If you have a question about this talk, please contact: Diana Dalla Costa (ddallac)

Abstract: In this talk, I will present our study on how social power relations affect the way people interact with one another and how we can use statistical machine learning techniques to detect these power relations automatically. This study is performed in the domain of organizational emails using the Enron email corpus. I will first present the problem of predicting superior-subordinate relationship between pairs of people, based solely on the language and structure of interactions within single email threads. We found many dialog behavior patterns that are salient to the direction of power. For example, managers tend to send shorter messages, and use more overt displays of power than others. I will then present the results of our investigation on how the gender of the participants impacts the manifestations of power. For example, do male managers and female managers differ in how often they use overt displays of power?

 

Bio: Vinodkumar Prabhakaran recently obtained a PhD in Computer Science from Columbia University under the supervision of Dr.
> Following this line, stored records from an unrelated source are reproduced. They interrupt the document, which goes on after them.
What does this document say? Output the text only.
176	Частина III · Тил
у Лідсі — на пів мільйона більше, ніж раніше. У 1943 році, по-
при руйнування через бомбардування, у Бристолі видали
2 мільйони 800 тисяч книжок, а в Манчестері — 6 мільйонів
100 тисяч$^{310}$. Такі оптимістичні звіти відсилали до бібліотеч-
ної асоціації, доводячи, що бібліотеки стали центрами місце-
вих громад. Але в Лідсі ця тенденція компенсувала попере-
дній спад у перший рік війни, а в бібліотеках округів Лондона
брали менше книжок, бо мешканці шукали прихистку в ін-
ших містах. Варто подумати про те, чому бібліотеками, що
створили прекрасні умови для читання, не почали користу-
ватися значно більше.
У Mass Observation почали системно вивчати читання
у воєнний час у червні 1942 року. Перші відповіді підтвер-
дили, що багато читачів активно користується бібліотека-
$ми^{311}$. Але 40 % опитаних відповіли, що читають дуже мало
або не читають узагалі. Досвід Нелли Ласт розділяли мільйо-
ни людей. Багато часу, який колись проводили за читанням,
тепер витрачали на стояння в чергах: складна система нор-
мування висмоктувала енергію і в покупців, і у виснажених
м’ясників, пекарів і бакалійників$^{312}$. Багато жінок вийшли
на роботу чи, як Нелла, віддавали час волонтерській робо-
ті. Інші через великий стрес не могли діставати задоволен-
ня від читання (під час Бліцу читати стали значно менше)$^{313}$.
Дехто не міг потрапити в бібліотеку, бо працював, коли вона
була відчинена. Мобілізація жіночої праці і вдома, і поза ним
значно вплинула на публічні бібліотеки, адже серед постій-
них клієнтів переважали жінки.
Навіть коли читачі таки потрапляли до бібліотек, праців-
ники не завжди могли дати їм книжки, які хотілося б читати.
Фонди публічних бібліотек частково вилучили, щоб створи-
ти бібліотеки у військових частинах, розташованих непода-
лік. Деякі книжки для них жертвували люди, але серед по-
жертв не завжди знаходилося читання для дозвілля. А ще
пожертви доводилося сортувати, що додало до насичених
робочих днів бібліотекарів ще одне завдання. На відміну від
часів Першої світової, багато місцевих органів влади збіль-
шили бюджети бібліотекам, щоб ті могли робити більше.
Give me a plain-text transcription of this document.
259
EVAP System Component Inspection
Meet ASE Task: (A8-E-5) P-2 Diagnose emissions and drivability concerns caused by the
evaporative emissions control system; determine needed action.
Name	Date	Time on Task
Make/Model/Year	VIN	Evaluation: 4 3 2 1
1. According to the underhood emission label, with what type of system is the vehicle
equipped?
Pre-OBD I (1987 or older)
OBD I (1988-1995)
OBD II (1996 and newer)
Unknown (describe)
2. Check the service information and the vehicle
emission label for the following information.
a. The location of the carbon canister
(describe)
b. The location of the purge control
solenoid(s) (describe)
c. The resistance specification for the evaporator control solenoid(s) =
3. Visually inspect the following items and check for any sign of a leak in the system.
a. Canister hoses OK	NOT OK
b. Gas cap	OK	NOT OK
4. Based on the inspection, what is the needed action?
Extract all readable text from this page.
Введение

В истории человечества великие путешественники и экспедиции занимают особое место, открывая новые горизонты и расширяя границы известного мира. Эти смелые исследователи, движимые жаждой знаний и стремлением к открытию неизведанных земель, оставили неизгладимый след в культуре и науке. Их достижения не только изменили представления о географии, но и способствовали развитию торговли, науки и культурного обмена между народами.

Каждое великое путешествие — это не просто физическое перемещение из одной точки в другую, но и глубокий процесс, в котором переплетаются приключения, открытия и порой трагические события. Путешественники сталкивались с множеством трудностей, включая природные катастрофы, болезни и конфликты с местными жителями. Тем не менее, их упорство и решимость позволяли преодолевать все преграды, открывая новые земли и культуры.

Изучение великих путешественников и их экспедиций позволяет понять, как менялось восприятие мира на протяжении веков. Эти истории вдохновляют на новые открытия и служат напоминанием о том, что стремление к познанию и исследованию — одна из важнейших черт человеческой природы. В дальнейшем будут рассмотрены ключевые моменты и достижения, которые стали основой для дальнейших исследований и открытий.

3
Owen Rambow. He will be starting a postdoctoral fellowship at Stanford University with Prof. Dan Jurafsky in the fall of 2015. In his PhD thesis, he studied the language and structure of social interactions to discover patterns that help automatically infer the underlying social contexts in which those interactions occurred. His research draws from theories and models in linguistics, social sciences, and psychology, and it adopts statistical NLP and machine learning techniques. As part of his research, he has made significant contributions to core NLP problems such as semantic analysis, dialog analysis, and topic modeling. He has also worked on more applied NLP problems such as biomedical relation extraction, question answering, negation detection, and information retrieval as part of industrial internships at Siemens Corporate Research, Avaya Labs, IBM Watson, and Google. His research has been published at various top-tier NLP conferences such as ACL, NAACL, EMNLP, COLING, and IJCNLP.